Without a sense of what is right everything is wrong

Without a sense of what is right everything is wrong

When I was a kid Halloween was my favorite holiday. First, candy! Second, costumes! Third, you could be a little naughty!

Finally, my parents were not the most inquisitive people and didn’t realize the pagan and Christian influences on the holiday. They liked it because unlike Christmas, at least to their perceptions, it didn’t have a religious connotation which conflicted with Islam. They allowed me to participate with any guilt.

I try not to live through my kids, so holidays for me are not about recreating my own childhood. It’s for allowing them to have fun. Holidays are a big deal for kids.
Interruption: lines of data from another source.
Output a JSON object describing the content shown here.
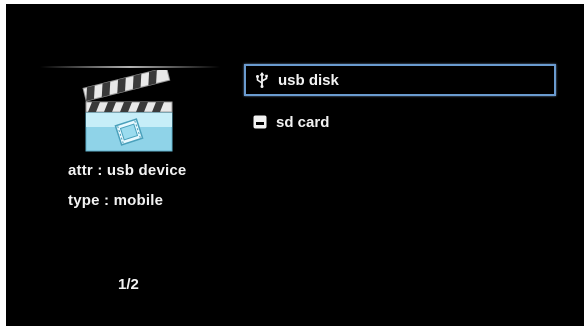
{
  "left_panel": {
    "icon": "clapperboard-icon",
    "attr_text": "attr : usb device",
    "type_text": "type : mobile",
    "page_indicator": "1/2"
  },
  "device_list": {
    "items": [
      {
        "label": "usb disk",
        "icon": "usb-icon",
        "selected": true
      },
      {
        "label": "sd card",
        "icon": "sd-card-icon",
        "selected": false
      }
    ]
  },
  "colors": {
    "background": "#000000",
    "text": "#f2f2f2",
    "selection_border": "#6a9bd0",
    "clapper_base": "#8fd3e8"
  }
}
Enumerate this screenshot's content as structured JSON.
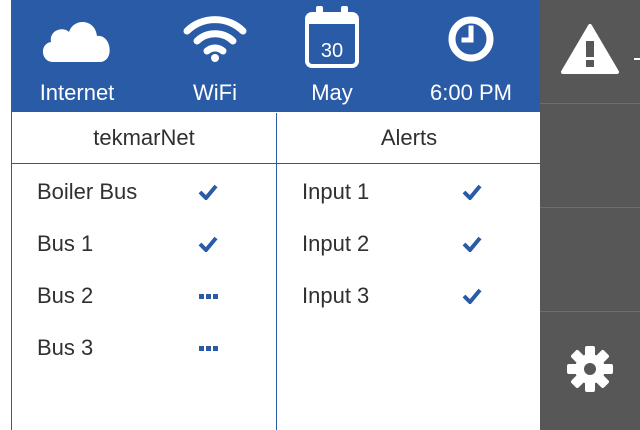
{
  "header": {
    "internet_label": "Internet",
    "wifi_label": "WiFi",
    "date_day": "30",
    "date_month": "May",
    "time": "6:00 PM"
  },
  "left_panel": {
    "title": "tekmarNet",
    "items": [
      {
        "label": "Boiler Bus",
        "status": "check"
      },
      {
        "label": "Bus 1",
        "status": "check"
      },
      {
        "label": "Bus 2",
        "status": "dots"
      },
      {
        "label": "Bus 3",
        "status": "dots"
      }
    ]
  },
  "right_panel": {
    "title": "Alerts",
    "items": [
      {
        "label": "Input 1",
        "status": "check"
      },
      {
        "label": "Input 2",
        "status": "check"
      },
      {
        "label": "Input 3",
        "status": "check"
      }
    ]
  },
  "sidebar": {
    "buttons": [
      "warning-icon",
      "",
      "",
      "gear-icon"
    ]
  },
  "colors": {
    "accent": "#2a5ba6",
    "sidebar": "#575757"
  }
}
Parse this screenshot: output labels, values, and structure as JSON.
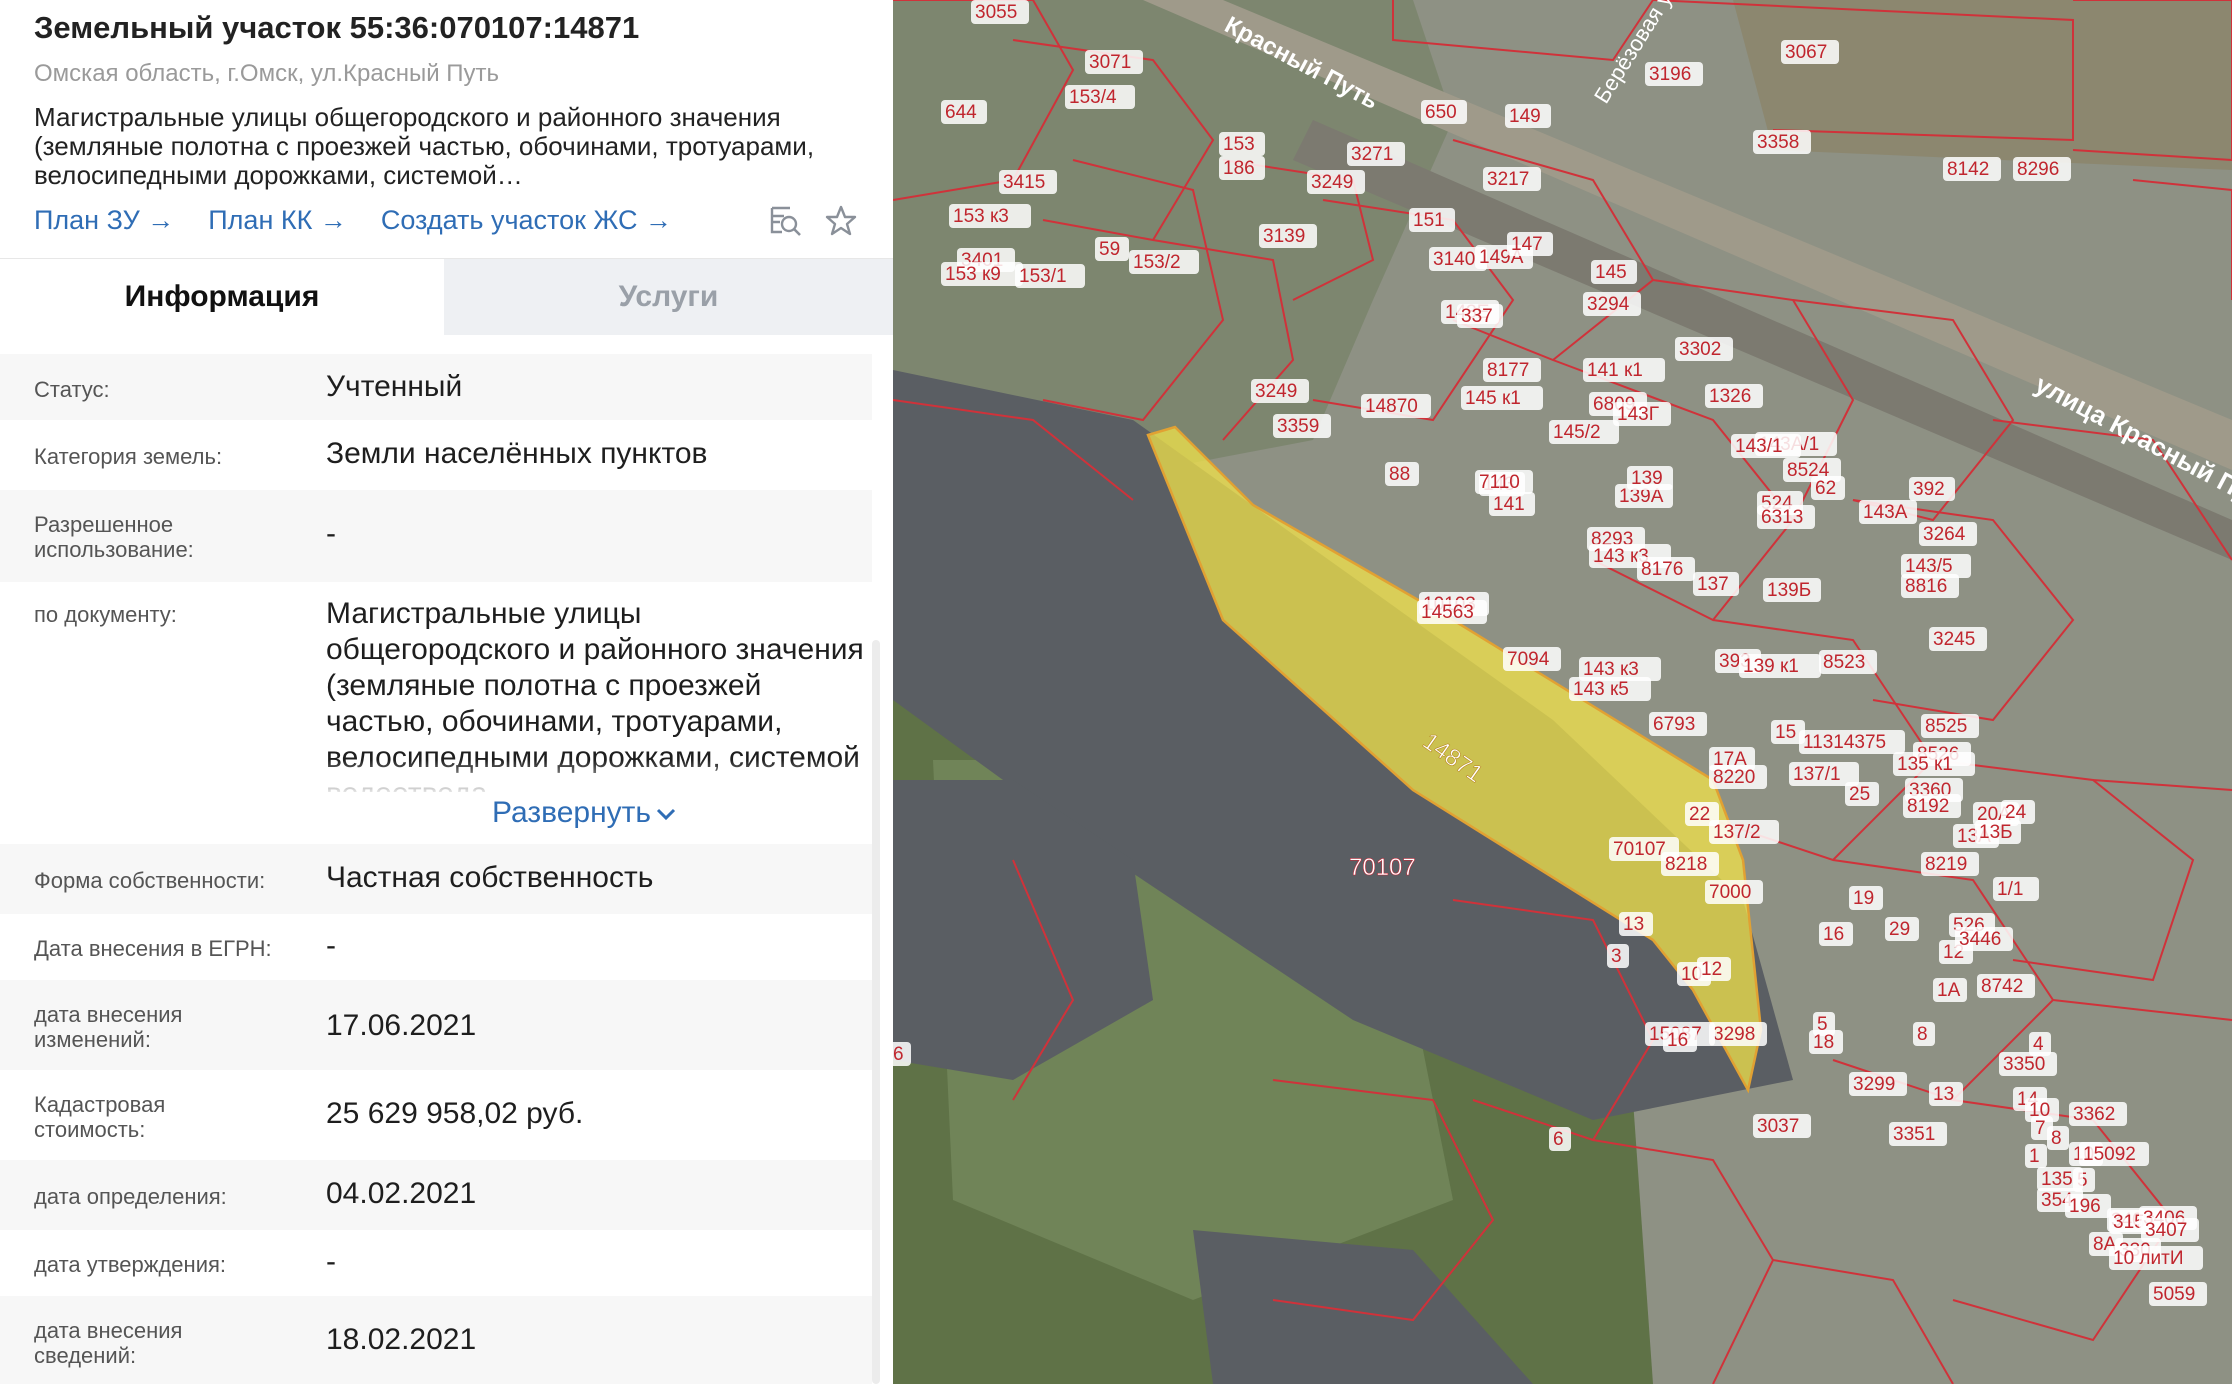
{
  "panel": {
    "title": "Земельный участок 55:36:070107:14871",
    "address": "Омская область, г.Омск, ул.Красный Путь",
    "description": "Магистральные улицы общегородского и районного значения (земляные полотна с проезжей частью, обочинами, тротуарами, велосипедными дорожками, системой…",
    "links": {
      "plan_zu": "План ЗУ",
      "plan_kk": "План КК",
      "create_zs": "Создать участок ЖС"
    },
    "tabs": {
      "info": "Информация",
      "services": "Услуги"
    },
    "fields": {
      "status_label": "Статус:",
      "status_value": "Учтенный",
      "category_label": "Категория земель:",
      "category_value": "Земли населённых пунктов",
      "permitted_label": "Разрешенное использование:",
      "permitted_value": "-",
      "by_doc_label": "по документу:",
      "by_doc_value": "Магистральные улицы общегородского и районного значения (земляные полотна с проезжей частью, обочинами, тротуарами, велосипедными дорожками, системой водоотвода",
      "expand_label": "Развернуть",
      "ownership_label": "Форма собственности:",
      "ownership_value": "Частная собственность",
      "egrn_date_label": "Дата внесения в ЕГРН:",
      "egrn_date_value": "-",
      "changes_date_label": "дата внесения изменений:",
      "changes_date_value": "17.06.2021",
      "cadastral_cost_label": "Кадастровая стоимость:",
      "cadastral_cost_value": "25 629 958,02 руб.",
      "determination_date_label": "дата определения:",
      "determination_date_value": "04.02.2021",
      "approval_date_label": "дата утверждения:",
      "approval_date_value": "-",
      "info_date_label": "дата внесения сведений:",
      "info_date_value": "18.02.2021"
    }
  },
  "icons": {
    "arrow": "arrow-right-icon",
    "search_doc": "search-document-icon",
    "favorite": "star-icon",
    "chevron": "chevron-down-icon"
  },
  "colors": {
    "link": "#2f6db5",
    "parcel_border": "#d0323a",
    "highlight": "#f1e34a"
  },
  "map": {
    "street_labels": [
      "Красный Путь",
      "Берёзовая ул.",
      "улица Красный Пу"
    ],
    "quarter_label": "70107",
    "highlight_label": "14871",
    "labels": [
      "3055",
      "3071",
      "3067",
      "3196",
      "650",
      "3358",
      "8142",
      "8296",
      "644",
      "153/4",
      "3415",
      "153",
      "186",
      "3249",
      "153 к3",
      "3271",
      "3401",
      "153 к9",
      "59",
      "153/1",
      "153/2",
      "3139",
      "149",
      "3217",
      "151",
      "3140",
      "149А",
      "147",
      "145",
      "3294",
      "143Е",
      "337",
      "3302",
      "141 к1",
      "1326",
      "3249",
      "3359",
      "14870",
      "8177",
      "145 к1",
      "6809",
      "145/2",
      "143Г",
      "143",
      "88",
      "7110",
      "139А",
      "143А/1",
      "143/1",
      "8524",
      "62",
      "141",
      "8293",
      "139",
      "524",
      "6313",
      "143А",
      "392",
      "143 к3",
      "8816",
      "139Б",
      "137",
      "3264",
      "143/5",
      "10103",
      "14563",
      "8176",
      "143 к3",
      "393",
      "139 к1",
      "3245",
      "15",
      "8523",
      "7094",
      "143 к5",
      "6793",
      "17А",
      "8525",
      "8526",
      "135 к1",
      "11314375",
      "8220",
      "137/1",
      "3360",
      "20А",
      "24",
      "25",
      "8192",
      "13А",
      "13Б",
      "22",
      "137/2",
      "70107",
      "8218",
      "7000",
      "13",
      "16",
      "19",
      "8219",
      "1/1",
      "526",
      "12",
      "29",
      "3446",
      "8742",
      "3",
      "10",
      "12",
      "1А",
      "3298",
      "8",
      "5",
      "15087",
      "16",
      "18",
      "3350",
      "4",
      "6",
      "14",
      "10",
      "3362",
      "3299",
      "13",
      "3037",
      "7",
      "8",
      "10",
      "1",
      "15092",
      "5",
      "6",
      "3351",
      "354",
      "3405",
      "135",
      "196",
      "3156",
      "3406",
      "3407",
      "8А",
      "330",
      "10 литИ",
      "5059"
    ]
  }
}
With Halloween coming up we’ve been giving thought to our kid’s costumes. My daughter and elder son have some opinions. There was some mention that perhaps my daughter could be Tiana from The Princess and the Frog. My daughter is not really too into princesses. I’ve heard her spend more time talking about dwarf planets than princesses (especially her favorite, Haumea). But she likes Tiana, and we’ve watched the movie together.

Ultimately we went with something animal related (in keeping with some previous years when she was a lion and a duck).

Nevertheless, this email I received from her elementary school today is deeply annoying to me:

It’s Halloween, but we can’t scare the kids too much? (fake blood does seem like it would be a huge mess so I can understand that) No masks, of course, nixes many costumes, but I guess I can go along with that for security reasons?

But the part about “No costumes representing an ethnicity, race, religion or culture, other than your own” kind of rubbed me the wrong way. My wife was livid. Our children are mixed race, so what does that mean for them? In fact, half of my daughter’s elementary school class is mixed race. Also, my daughter already knows she is an atheist. Does that mean she couldn’t dress up as a nun like Mother Theresa if she admired her? The whole email seemed to presuppose that the world consists of discrete and separable races and cultures. You simply identify with one, and that delimits your possibilities.

My daughter attends an Asian language immersion school where one of the teachers is a recent immigrant who clearly does not understand American culture very well. She wouldn’t have even known to write about much of this. This mandate was clearly written by an administrator. The aim of the whole email was to head off any complaints from parents. But it’s written in such a heavy-handed and general manner that it’s bound to cause widespread irritation.

We’re a diverse country with many ethno-racial, religious, and ideological groups. There are no common standards at this point on what is and isn’t offensive. Perhaps some Christian parents would be offended if a little kid showed up at a school-sponsored Halloween party as the devil? I strongly suspect that the race and religion bans above really target mostly white kids who dress up as racial minorities…but it’s written in a general way so as not to offend those parents too (but in the process irritates others).

Whatever we’re doing, it’s not making many people happy, though it is insulating administrators from making personal judgments. My daughter is a smart kid (she has shocked even me in her ability to infer general principles from specific cases), and my wife and I have already had conversations about how to insulate her or make her aware of the low level of intellect which now dominates our public ideologies. My wife has studied the Chinese language and the history of the Cultural Revolution, and though obviously there is a difference of degree she regularly contends that there are analogies between what is now happening in the United States and what happened in China in the 1960s. I do unfortunately believe that my daughter will grow into maturity into a country which is in many ways second-rate and mediocre in the things which our family values. We are thinking hard about how to prepare her for a different future than the ones we expected when we were children in the 1980s.